Comment 2 Rabi Mishra 2017-08-10 08:40:31 UTC
AFAIK, Tripleo marks the resources to be removed as blacklisted in RG (when doing overcloud node delete).

Heat has something called 'resource-mark-unhealthy' which would mark the resource (controller or compute index) as CHECK_FAILED, that would be replaced in the next update.

Probably this can be leveraged by Tripleo rather than backlisting resources, though I don't know if there are any other implications from Tripleo when new node uses an old index.

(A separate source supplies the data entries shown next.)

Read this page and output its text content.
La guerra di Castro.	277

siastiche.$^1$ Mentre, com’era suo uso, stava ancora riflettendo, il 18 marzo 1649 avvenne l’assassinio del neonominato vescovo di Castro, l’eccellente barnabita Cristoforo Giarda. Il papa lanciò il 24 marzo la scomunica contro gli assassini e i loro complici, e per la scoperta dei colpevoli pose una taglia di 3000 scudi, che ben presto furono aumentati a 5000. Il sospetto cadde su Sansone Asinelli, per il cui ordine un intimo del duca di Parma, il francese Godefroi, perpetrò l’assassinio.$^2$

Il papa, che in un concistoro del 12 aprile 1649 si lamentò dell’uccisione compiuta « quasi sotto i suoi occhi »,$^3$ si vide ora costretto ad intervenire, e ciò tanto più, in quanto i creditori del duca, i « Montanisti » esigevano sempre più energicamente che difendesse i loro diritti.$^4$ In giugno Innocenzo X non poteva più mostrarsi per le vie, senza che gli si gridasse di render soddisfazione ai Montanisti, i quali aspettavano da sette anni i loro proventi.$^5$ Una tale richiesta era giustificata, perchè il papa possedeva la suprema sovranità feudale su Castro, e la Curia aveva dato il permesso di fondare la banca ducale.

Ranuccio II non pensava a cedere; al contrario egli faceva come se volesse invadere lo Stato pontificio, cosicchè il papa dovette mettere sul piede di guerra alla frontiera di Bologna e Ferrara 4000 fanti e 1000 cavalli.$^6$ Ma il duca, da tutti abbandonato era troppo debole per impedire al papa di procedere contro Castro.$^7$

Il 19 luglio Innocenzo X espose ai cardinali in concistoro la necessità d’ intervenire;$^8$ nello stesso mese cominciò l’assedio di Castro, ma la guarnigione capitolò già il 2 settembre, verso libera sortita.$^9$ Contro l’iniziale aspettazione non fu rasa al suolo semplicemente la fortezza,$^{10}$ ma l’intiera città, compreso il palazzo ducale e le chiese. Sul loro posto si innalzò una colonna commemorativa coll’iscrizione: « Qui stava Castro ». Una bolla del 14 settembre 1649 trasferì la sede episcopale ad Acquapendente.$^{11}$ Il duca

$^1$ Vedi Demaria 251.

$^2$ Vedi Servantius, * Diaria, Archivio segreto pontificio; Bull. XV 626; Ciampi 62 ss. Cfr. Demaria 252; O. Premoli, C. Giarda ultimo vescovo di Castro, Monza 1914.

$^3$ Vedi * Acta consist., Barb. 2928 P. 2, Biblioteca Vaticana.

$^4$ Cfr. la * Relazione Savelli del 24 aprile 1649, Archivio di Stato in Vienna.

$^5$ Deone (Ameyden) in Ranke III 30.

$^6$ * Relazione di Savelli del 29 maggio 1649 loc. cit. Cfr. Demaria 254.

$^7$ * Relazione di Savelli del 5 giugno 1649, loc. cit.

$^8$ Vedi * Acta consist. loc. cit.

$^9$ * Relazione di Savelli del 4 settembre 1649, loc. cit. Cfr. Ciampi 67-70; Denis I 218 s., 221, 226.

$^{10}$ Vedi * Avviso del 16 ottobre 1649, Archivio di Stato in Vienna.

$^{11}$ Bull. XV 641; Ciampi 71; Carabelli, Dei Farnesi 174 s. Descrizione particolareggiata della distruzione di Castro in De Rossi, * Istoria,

Comment 4 Rabi Mishra 2017-08-11 06:39:06 UTC
I forgot to mention that there is one drawback of using mark-unhealthy with RG though:

If you have 5 nodes, and you mark 'node-2' as unhealthy and then reduce the count(size) to 4 (expecting that 'node-2' would be removed, it would replace 'node-2' with a new node and chop off 'node-5' from the top, which may be unacceptable.

Comment 6 Steven Hardy 2017-08-11 09:15:25 UTC
This is similar to https://bugzilla.redhat.com/show_bug.cgi?id=1426563 - a procedure was tested to enable use of the heat mark-unhealthy feature to do an in-place node replacement that reuses the same IPs etc, but the decision was made to not document that process for general use.

May be we need to revisit that discussion, but if the decision is the same this might be considered a duplicate of that earlier bug because basically the observed behavior is expected.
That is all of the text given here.